Fairtrade status guarantees the producers of everyday commodities like tea, cocoa and sugar a fair price for their crop. The protection Fairtrade offers is valuable: without it, the income of smallholder producers may be solely dependent on fluctuating market prices and the bargaining power of big buyers.
Most people with a vague understanding of fair trade see the common sense behind giving farmers a fair price for their produce – but there are some hidden impacts that are less obvious.
1. Fair trade buys clean drinking water, footbridges and other infrastructure
Fairtrade guarantees workers a fair price for their crops and protects against market exploitation. Whilst true, this description of Fairtrade tells only half the story.
On top of a fair price for each sack of cocoa beans, tea leaves or bananas a Fairtrade-certified farmer harvests, they also are paid a Fairtrade Premium.
This additional funding can be spent by farming communities in any manner of their choosing. Many choose to reinvest in production, thus increasing the likelihood of bigger, better quality harvests in future – and more income.
The funding can also be spent on other needs – schoolbooks, buildings, even medium scale infrastructure projects.

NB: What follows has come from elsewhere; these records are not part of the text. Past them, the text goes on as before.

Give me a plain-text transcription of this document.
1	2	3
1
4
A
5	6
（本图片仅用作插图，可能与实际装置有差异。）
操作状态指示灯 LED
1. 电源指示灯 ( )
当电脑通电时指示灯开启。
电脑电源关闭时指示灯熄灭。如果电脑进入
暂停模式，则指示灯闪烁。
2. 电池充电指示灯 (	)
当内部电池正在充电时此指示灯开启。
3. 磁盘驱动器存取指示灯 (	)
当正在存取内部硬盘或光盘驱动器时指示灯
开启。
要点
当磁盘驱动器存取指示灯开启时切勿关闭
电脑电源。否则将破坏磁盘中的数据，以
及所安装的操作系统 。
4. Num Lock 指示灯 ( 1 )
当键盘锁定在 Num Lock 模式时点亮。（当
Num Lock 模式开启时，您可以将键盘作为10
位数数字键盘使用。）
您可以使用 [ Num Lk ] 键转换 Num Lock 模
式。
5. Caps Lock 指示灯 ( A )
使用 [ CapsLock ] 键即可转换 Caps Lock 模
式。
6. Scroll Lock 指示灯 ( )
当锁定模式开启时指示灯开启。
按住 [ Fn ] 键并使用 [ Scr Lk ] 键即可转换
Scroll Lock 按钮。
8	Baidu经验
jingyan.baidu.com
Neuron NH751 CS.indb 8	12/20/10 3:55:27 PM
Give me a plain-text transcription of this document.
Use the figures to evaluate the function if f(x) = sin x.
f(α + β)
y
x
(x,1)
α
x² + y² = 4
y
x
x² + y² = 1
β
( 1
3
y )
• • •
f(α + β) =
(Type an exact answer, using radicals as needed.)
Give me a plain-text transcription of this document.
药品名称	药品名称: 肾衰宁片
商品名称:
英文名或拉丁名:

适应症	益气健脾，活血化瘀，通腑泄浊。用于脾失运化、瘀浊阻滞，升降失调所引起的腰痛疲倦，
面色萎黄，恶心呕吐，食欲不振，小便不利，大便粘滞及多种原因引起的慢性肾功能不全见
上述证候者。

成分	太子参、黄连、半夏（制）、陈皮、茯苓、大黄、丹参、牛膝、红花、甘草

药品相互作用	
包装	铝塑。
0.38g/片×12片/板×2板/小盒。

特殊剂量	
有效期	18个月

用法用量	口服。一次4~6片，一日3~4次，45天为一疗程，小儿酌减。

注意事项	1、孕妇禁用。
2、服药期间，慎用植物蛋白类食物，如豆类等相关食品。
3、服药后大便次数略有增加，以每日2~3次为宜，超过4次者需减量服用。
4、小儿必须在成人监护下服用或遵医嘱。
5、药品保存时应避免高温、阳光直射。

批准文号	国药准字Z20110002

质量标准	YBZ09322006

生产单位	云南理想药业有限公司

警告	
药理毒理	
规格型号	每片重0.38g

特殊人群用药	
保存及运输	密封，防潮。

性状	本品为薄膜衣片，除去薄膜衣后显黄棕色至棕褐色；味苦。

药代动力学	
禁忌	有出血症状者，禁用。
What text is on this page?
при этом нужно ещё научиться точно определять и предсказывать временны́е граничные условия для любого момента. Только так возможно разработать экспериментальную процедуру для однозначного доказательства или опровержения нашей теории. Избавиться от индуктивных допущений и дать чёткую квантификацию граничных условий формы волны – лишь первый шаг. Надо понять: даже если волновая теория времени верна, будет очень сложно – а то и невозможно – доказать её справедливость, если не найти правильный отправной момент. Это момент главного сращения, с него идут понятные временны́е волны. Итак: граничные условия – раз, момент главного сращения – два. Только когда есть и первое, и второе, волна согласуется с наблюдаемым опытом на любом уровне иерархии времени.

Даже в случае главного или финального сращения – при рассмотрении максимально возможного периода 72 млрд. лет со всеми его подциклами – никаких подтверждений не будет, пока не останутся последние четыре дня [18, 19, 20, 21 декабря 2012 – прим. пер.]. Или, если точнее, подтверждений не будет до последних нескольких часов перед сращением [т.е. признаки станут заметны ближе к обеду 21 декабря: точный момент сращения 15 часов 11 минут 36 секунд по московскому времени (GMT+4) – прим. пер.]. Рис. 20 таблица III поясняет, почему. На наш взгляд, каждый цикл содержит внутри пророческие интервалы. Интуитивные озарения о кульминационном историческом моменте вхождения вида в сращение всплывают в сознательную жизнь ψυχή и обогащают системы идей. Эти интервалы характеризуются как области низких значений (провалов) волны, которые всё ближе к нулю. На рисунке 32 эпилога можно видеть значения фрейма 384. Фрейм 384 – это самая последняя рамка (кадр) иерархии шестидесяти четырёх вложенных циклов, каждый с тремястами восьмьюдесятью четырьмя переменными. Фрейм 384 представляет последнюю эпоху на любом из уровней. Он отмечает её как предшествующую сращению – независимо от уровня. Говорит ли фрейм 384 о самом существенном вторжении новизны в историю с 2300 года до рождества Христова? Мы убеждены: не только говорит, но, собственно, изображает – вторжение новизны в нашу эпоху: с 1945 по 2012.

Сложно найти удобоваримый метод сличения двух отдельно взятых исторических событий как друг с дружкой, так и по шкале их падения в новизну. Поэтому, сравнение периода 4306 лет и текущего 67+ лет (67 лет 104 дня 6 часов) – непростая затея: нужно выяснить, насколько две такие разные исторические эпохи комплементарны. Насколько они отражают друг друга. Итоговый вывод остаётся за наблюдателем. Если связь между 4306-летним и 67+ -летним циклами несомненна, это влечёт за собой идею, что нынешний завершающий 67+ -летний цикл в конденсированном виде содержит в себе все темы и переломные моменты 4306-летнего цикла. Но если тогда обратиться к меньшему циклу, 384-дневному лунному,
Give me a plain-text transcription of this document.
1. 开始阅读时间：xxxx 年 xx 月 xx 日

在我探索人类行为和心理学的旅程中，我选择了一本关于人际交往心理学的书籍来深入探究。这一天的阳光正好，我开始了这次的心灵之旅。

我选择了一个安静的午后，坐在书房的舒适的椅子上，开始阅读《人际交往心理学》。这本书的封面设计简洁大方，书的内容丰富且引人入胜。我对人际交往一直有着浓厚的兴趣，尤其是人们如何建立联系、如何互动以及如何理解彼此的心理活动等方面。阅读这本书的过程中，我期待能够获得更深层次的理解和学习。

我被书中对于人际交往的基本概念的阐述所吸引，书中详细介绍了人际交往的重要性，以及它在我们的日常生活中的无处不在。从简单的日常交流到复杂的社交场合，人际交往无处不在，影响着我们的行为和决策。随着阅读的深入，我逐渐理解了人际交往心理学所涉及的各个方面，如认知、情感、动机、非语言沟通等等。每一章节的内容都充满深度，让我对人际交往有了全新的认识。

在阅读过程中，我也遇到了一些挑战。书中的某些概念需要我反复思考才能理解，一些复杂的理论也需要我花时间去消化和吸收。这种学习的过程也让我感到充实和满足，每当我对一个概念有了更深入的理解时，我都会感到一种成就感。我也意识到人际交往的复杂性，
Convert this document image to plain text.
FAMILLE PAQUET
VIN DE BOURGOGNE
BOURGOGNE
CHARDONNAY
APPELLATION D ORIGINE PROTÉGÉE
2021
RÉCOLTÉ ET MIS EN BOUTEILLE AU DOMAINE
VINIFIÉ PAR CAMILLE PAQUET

Investing Fairtrade premiums in the most efficient manner to benefit the community is a challenge though. Outside guidance can be invaluable – particularly for communities with little experience of project management.
VSO volunteers were able to work with members of the Msuwadzi Association of tea growers in Malawi to oversee the management of funds and provide practical coaching in a wide range of areas including grant applications, project management and record-keeping.
With VSO’s support, Msuwadzi Association farmers invested their premiums in fertilizer, equipment and projects that resulted in record harvests. Premiums from the partnership with Satemwa Tea Estate were further used to develop the community with the construction of a new borehole and footbridge and even in invest in new desks for the local schoolhouse.
2. Maintaining Fairtrade status can be a heavy burden on small scale farmers
Fairtrade certification can be a great support to farmers – but can also bring with it a burden.
Fairtrade funds need to be managed well. In order to maintain certification, smallholder farmers need proper accounting and bookkeeping systems.
If they want to make the most of Fairtrade premiums they will probably require project management, administration and other business skills.
For many farmers with little or no “business” experience, these demands can be bewildering.
This is exactly the problem VSO encountered when it first began work with the 300 tea growers in Northern Malawi who make up the Msuwadzi Association.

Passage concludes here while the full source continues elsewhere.